When it comes to banking performance, it also makes sense to set goals and use metrics to track achievement. However, this is easier said than done.
Take, for example, net interest margin (NIM). NIM is often used as a measure of performance. The problem is that NIM does not account for credit risk nor loan size/costs. As such, it does not ultimately reflect actual profitability. So, setting goals based on NIM may leave a bank with weaker quality loan borrowers, along with shorter term, smaller balance and more expensive loans.
To rectify this issue, identifying which metrics or group of metrics to use will tell a fuller story. It will also better reflect performance over time.
There are a number of factors to consider here, depending on what type of performance bankers wish to improve (i.e.
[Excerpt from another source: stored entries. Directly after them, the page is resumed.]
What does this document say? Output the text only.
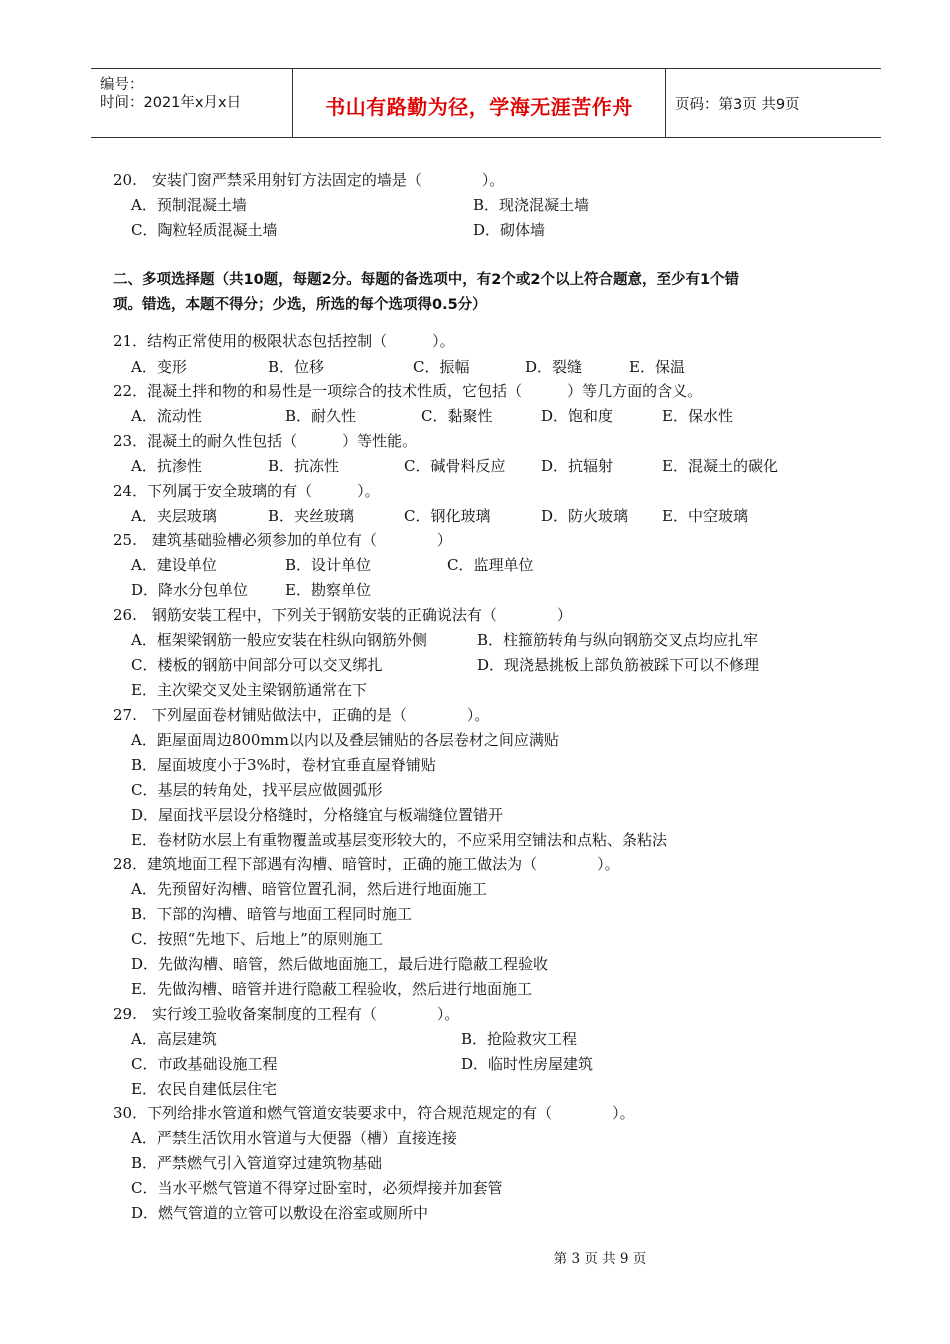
编号：
时间：2021年x月x日	书山有路勤为径，学海无涯苦作舟	页码：第3页 共9页
20.　安装门窗严禁采用射钉方法固定的墙是（　　　　）。
A．预制混凝土墙	B．现浇混凝土墙
C．陶粒轻质混凝土墙	D．砌体墙
二、多项选择题（共10题，每题2分。每题的备选项中，有2个或2个以上符合题意，至少有1个错
项。错选，本题不得分；少选，所选的每个选项得0.5分）
21．结构正常使用的极限状态包括控制（　　　）。
A．变形	B．位移	C．振幅	D．裂缝	E．保温
22．混凝土拌和物的和易性是一项综合的技术性质，它包括（　　　）等几方面的含义。
A．流动性	B．耐久性	C．黏聚性	D．饱和度	E．保水性
23．混凝土的耐久性包括（　　　）等性能。
A．抗渗性	B．抗冻性	C．碱骨料反应 D．抗辐射	E．混凝土的碳化
24．下列属于安全玻璃的有（　　　）。
A．夹层玻璃	B．夹丝玻璃	C．钢化玻璃	D．防火玻璃 E．中空玻璃
25.　建筑基础验槽必须参加的单位有（　　　　）
A．建设单位	B．设计单位	C．监理单位
D．降水分包单位 E．勘察单位
26.　钢筋安装工程中，下列关于钢筋安装的正确说法有（　　　　）
A．框架梁钢筋一般应安装在柱纵向钢筋外侧	B．柱箍筋转角与纵向钢筋交叉点均应扎牢
C．楼板的钢筋中间部分可以交叉绑扎	D．现浇悬挑板上部负筋被踩下可以不修理
E．主次梁交叉处主梁钢筋通常在下
27.　下列屋面卷材铺贴做法中，正确的是（　　　　）。
A．距屋面周边800mm以内以及叠层铺贴的各层卷材之间应满贴
B．屋面坡度小于3%时，卷材宜垂直屋脊铺贴
C．基层的转角处，找平层应做圆弧形
D．屋面找平层设分格缝时，分格缝宜与板端缝位置错开
E．卷材防水层上有重物覆盖或基层变形较大的，不应采用空铺法和点粘、条粘法
28．建筑地面工程下部遇有沟槽、暗管时，正确的施工做法为（　　　　）。
A．先预留好沟槽、暗管位置孔洞，然后进行地面施工
B．下部的沟槽、暗管与地面工程同时施工
C．按照“先地下、后地上”的原则施工
D．先做沟槽、暗管，然后做地面施工，最后进行隐蔽工程验收
E．先做沟槽、暗管并进行隐蔽工程验收，然后进行地面施工
29.　实行竣工验收备案制度的工程有（　　　　）。
A．高层建筑	B．抢险救灾工程
C．市政基础设施工程	D．临时性房屋建筑
E．农民自建低层住宅
30．下列给排水管道和燃气管道安装要求中，符合规范规定的有（　　　　）。
A．严禁生活饮用水管道与大便器（槽）直接连接
B．严禁燃气引入管道穿过建筑物基础
C．当水平燃气管道不得穿过卧室时，必须焊接并加套管
D．燃气管道的立管可以敷设在浴室或厕所中
第 3 页 共 9 页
ROE, losses, customer service, etc.). To get you thinking, we direct our attention to just one of these - deposit growth.
Deposit Growth: This is an important area for bankers given the strength of the economy, but particularly those with a higher loan to deposit (LTD) ratio. This is also true of banks that are flush with deposits. History shows that as rates rise, deposits become more rate sensitive. In such an environment, depositors slowly move funds to other investments (bonds, money market funds, etc.), so these deposits must be replaced.
While things have calmed down for now on the rate increase front, to address this issue, some banks will ask loan officers to bring in deposits with any loans originated. The idea is that they are talking to the customer anyway, and such deals are stickier than standalone deposit relationships, so why not try at least.
To track progress, banks compare deposit balances by officer and customer over a set period of time (perhaps 1Y or 6 months). In addition to ensuring projected deposit balances are actually coming in, banks need to ensure these deposits are the sort desired.
For example, an officer may have grown deposit balances by $20mm in the last quarter, but a bunch of $10,000 1Y CDs aren't as valuable to the bank as a handful of larger non-maturity deposits (which carry longer duration). Smaller time deposits can help with short-term funding, but they may cost banks more over time.
While we know there are quite a few factors involved these days in deposit growth, reviewing growth by officer and also profitability by customer, may help put things more in perspective and increase your bank's performance, as you hone sales and marketing efforts.